The arrival of the harvest For the vineyard, it means a storm of activity whose center is in the cellar. The winegrowers, in a team with the winemakers, go to the vineyards to check that everything is in perfect condition. With expert eyes, they indicate which vineyards have not complied with the quality standards of each winery , where a manual selection of the grapes is carried out.

It is here, in the grape treatment process , where some wineries begin to be distinguished from others. At Finca Villacreces, where it is produced the remarkable Prune , they let the grapes dry in the air, the "mistral" as the harvesters call it, trying to harden the skin of the fruit by contact with the breeze. It is very important, they indicate, that the skin of the grape does not break before entering the barrel, since this helps to macerate and ferment the must.

The rooms that house barrels are the epicenter of a winery , and also, its most inspiring corner. There are huge ones, like the fudres , an experimental model that allows the wine to carry out convection inside the barrel, and daring, such as the concrete amphorae used by some of the most innovative firms. However, the queen of the barrels is still that French oak, bordelaise , with a capacity of 225 liters and a life of three years.

The must , because it is not yet wine, it is introduced in some barrels that have been previously heated to avoid any gap between its woods, in a process known as "toasting". After, completely filled with liquid , counting on a part of it will mysteriously disappear as soon as the barrel is opened. It is the so-called "cota de los Angeles" , because formerly it was believed that they were the ones who secretly drank part of the wine.

We now know that it is due to alcohol evaporation process , although the oenologists keep the name: when it comes to wine, everything is tradition.

THE TASTING ROOM

Once the winemaking process has been understood, it is time to taste the fruit of so much effort . The help of the guide will be essential to understand the nuances and flavors that will appear on our palate, because without a proper teacher, one can perceive differences, but will not be able to identify them.

The first, however, is remove the cheese from any tasting : its strong flavor alters that of the wine, intensifying the aromas and confusing the palate. That's why it was always said that a bad wine could pass for good if it was accompanied with cheese , and the expression “don't give it to you with cheese” has survived in our language to warn someone that they may be the victim of a hoax.

First, once with the wine in the glass, we must observe it , putting the cup on a white background to appreciate the color.
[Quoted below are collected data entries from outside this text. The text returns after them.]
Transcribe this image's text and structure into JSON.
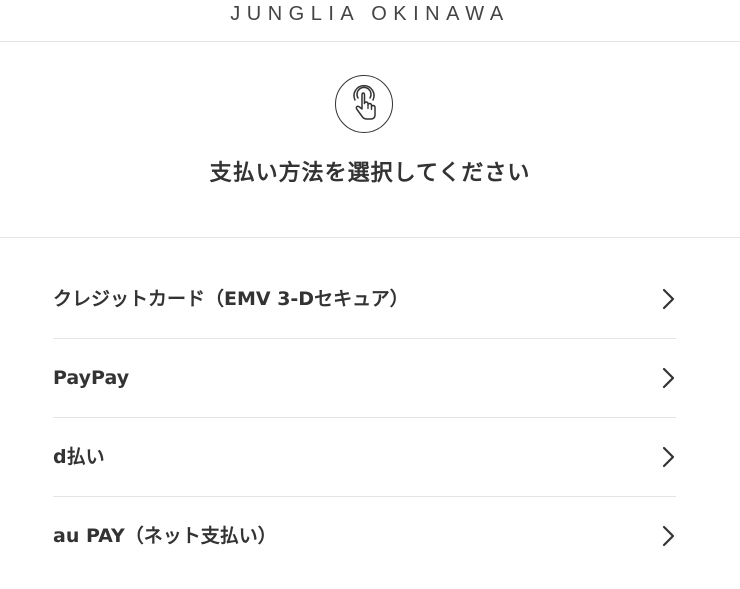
{
  "header": {
    "brand": "JUNGLIA OKINAWA"
  },
  "hero": {
    "icon": "tap-hand-icon",
    "title": "支払い方法を選択してください"
  },
  "payment_methods": [
    {
      "label": "クレジットカード（EMV 3-Dセキュア）",
      "icon": "chevron-right-icon"
    },
    {
      "label": "PayPay",
      "icon": "chevron-right-icon"
    },
    {
      "label": "d払い",
      "icon": "chevron-right-icon"
    },
    {
      "label": "au PAY（ネット支払い）",
      "icon": "chevron-right-icon"
    }
  ],
  "colors": {
    "text": "#333333",
    "divider": "#e4e4e4",
    "background": "#ffffff"
  }
}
Later, an ineffable way of check the quality of a wine is to move it, to check if the transparent mark of alcohol that the wine contains remains in the glass.

goes for wines

We tested it?

And finally, we must smell the wine letting ourselves be carried away by our sense of smell. Fruity nuances predominate in young wines, while sweet tones appear in older ones, reminiscent of currant or compote.

Subjectivity among novice tasters is the norm , and why not say it, the tasting sauce. Many will dare to contradict winemakers, others will praise them, many others will profess their love for young wines, and not a few for experimental creations. The debate around wine It is always served, forgive the redundancy, in a crystal glass.

However, paired with sausage, cheese and bread, wine has witnessed some of the most important conversations in our history . Conversations that perhaps we will be able to carry out in the future, sitting or sitting whoever reads these lines, before a minister, promoter or boss recognized as an oenophile: perhaps it is that moment when we need to talk about wines and wineries.

Serve this guide article for those times when we need to camouflage ourselves as what we are not: wine experts. But at least, now, we can say that we are not newbies either.